Die Trilogie beginnt durchaus vielversprechend - in der ersten Hälfte des ersten Romanes hat man den Eindruck, man hätte endlich mal wieder einen dieser Schmöker vor der Nase, die bis zum Schluß so spannend bleiben, dass man sie kaum aus der Hand legen kann. Leider täuscht der Eindruck, denn schon im zweiten Teil des ersten Buches und erst recht in den beiden Folgebänden wird die Handlung zunehmend uninteressanter und schließlich so langweilig, dass ich am Ende weite Passagen nur noch quergelesen habe.
Dies liegt nun nicht daran, dass nichts passiert. Nicht umsonst trägt der Sammelband den Untertitel "der Krieger". Schlachten, Gemetzel, Magie, Monster, Verrat und Verschwörungen gibt es also zur Genüge. Leider aber werden diese Geschehnisse immer liebloser erzählt, immer oberflächlicher dargestellt und immer beliebiger aneinander gereiht, je weiter die Handlung fortschreitet. Genauso wie offenbar der Autor das Interesse an seiner Geschichte verliert, verliert der Leser daher das Interesse am Schicksaal Konrads und seiner wechselnden Begleiter.
Sehr störend sind auch diverse Handlungsstränge, die nicht zum Abschluß gebracht und diverse Rätsel, die nie gelöst werden. Das beginnt mit dem Rätsel um Konrads Herkunft. Wer sind seine Eltern? Wie ist er als Waise in sein abgelegenes Heimatdorf gekommen? Woher hat er seine ungewöhnlichen hellseherischen Fähigkeiten (die er später recht trivial wieder verliert)? Was hat sein Lehensherr mit Konrads Vergangenheit zu tun?
Diese Liste von Fragen, die sich beinahe endlos fortsetzen ließe, macht den Roman zu Beginn interessant. Da die Fragen aber samt und sonders bis zum Ende des dritten Buches nicht beantwortet werden, sind sie für den Leser letztendlich äußerst frußtrierend.

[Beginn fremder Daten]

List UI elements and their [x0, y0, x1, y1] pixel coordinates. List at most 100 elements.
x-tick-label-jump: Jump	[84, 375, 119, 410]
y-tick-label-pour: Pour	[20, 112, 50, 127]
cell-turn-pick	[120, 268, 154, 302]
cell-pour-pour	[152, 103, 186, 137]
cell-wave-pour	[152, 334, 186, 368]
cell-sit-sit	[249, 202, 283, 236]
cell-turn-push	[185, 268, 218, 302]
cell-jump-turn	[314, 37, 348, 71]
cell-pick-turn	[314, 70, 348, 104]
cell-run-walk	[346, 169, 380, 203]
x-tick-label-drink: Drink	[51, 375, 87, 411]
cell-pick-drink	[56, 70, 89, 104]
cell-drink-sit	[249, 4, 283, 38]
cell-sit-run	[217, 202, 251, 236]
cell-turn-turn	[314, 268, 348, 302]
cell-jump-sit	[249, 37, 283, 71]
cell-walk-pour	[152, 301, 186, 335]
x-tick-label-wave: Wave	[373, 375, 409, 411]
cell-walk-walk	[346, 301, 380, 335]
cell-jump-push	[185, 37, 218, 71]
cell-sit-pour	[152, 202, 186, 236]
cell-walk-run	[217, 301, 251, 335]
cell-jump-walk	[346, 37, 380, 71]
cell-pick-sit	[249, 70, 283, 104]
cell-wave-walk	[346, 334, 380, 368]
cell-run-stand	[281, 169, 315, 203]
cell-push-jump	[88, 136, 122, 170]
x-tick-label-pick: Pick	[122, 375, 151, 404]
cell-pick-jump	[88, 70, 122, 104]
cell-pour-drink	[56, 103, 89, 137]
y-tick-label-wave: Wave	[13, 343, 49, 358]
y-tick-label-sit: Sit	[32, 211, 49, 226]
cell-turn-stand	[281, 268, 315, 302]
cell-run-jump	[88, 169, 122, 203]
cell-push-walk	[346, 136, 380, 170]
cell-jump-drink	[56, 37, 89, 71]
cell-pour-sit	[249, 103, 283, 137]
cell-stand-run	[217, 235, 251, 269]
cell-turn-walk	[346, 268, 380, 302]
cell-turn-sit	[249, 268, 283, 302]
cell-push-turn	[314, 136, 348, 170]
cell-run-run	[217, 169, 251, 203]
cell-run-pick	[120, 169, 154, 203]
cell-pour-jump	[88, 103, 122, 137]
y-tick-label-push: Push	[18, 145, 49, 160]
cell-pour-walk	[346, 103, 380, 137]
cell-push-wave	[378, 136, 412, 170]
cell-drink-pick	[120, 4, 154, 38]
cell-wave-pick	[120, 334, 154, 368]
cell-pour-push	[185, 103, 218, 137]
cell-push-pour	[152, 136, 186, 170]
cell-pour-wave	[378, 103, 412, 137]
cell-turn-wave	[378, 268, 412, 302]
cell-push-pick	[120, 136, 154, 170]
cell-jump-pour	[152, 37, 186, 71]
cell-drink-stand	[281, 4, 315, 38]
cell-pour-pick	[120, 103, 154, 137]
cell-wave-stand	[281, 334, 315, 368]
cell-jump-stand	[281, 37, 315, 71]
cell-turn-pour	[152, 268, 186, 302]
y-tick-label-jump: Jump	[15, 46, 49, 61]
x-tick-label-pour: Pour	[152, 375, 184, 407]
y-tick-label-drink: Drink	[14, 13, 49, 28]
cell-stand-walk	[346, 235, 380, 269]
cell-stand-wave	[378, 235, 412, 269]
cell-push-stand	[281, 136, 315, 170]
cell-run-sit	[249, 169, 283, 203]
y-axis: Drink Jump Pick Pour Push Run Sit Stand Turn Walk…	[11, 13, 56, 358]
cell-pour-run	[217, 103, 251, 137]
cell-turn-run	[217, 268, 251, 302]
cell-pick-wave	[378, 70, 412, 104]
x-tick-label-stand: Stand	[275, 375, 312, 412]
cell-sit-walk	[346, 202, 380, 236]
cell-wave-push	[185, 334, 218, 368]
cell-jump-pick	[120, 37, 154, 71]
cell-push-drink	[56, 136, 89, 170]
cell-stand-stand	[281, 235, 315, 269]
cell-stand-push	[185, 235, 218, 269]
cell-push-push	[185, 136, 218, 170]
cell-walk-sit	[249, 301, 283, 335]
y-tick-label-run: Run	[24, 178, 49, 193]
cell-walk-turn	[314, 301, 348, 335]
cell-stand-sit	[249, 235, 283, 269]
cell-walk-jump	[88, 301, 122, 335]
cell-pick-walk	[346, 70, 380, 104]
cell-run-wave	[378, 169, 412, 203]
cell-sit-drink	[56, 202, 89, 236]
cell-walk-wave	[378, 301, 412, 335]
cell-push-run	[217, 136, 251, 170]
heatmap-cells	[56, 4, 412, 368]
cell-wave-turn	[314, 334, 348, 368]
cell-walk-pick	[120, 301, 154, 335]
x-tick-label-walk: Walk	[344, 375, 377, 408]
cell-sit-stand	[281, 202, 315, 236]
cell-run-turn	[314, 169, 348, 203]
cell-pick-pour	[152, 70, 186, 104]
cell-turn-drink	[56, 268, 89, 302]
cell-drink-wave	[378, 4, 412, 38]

Auch die größte aller Fragen, warum Konrads Tod denn so wichtig für das Chaos ist und warum mit seinem Schicksaal angeblich das Schicksaal der Welt verküpft ist, wird bis zum Ende auch nicht ansatzweise gelöst.
Umgebungsbeschreibungen, Charakterdarstellungen und so ziemlich alle anderen für einen Roman wichtigen Dinge werden genau wie die Handlung immer liebloser und ganz einfach schlechter, je weiter man liest. Der dritte Band bricht dann zu guter Letzt auf eine Weise ab, die den Namen "Ende" eigentlich nicht verdient hat - denn nichts wurde zu einem Ende, geschweige denn einem befriedigenden Ende geführt.
Trotz eines guten Anfangs kann ich diese Trilogie in keiner Weise empfehlen und selbst Fans des Warhammer-Rollenspiels bzw. der Warhammer-Welt dürften mit diesen Romanen nicht glücklich werden. Anhängern "blutiger", düsterer und actionreicher Fantasygeschichten seien da die Romane um Felix und Gotrek als weit bessere und vor allem spannendere Alternative empfohlen oder - außerhalb der Warhammer-Welt - die Romane von David Gemmell. Letzterer schreibt heroische Fantasyromane vom Feinsten.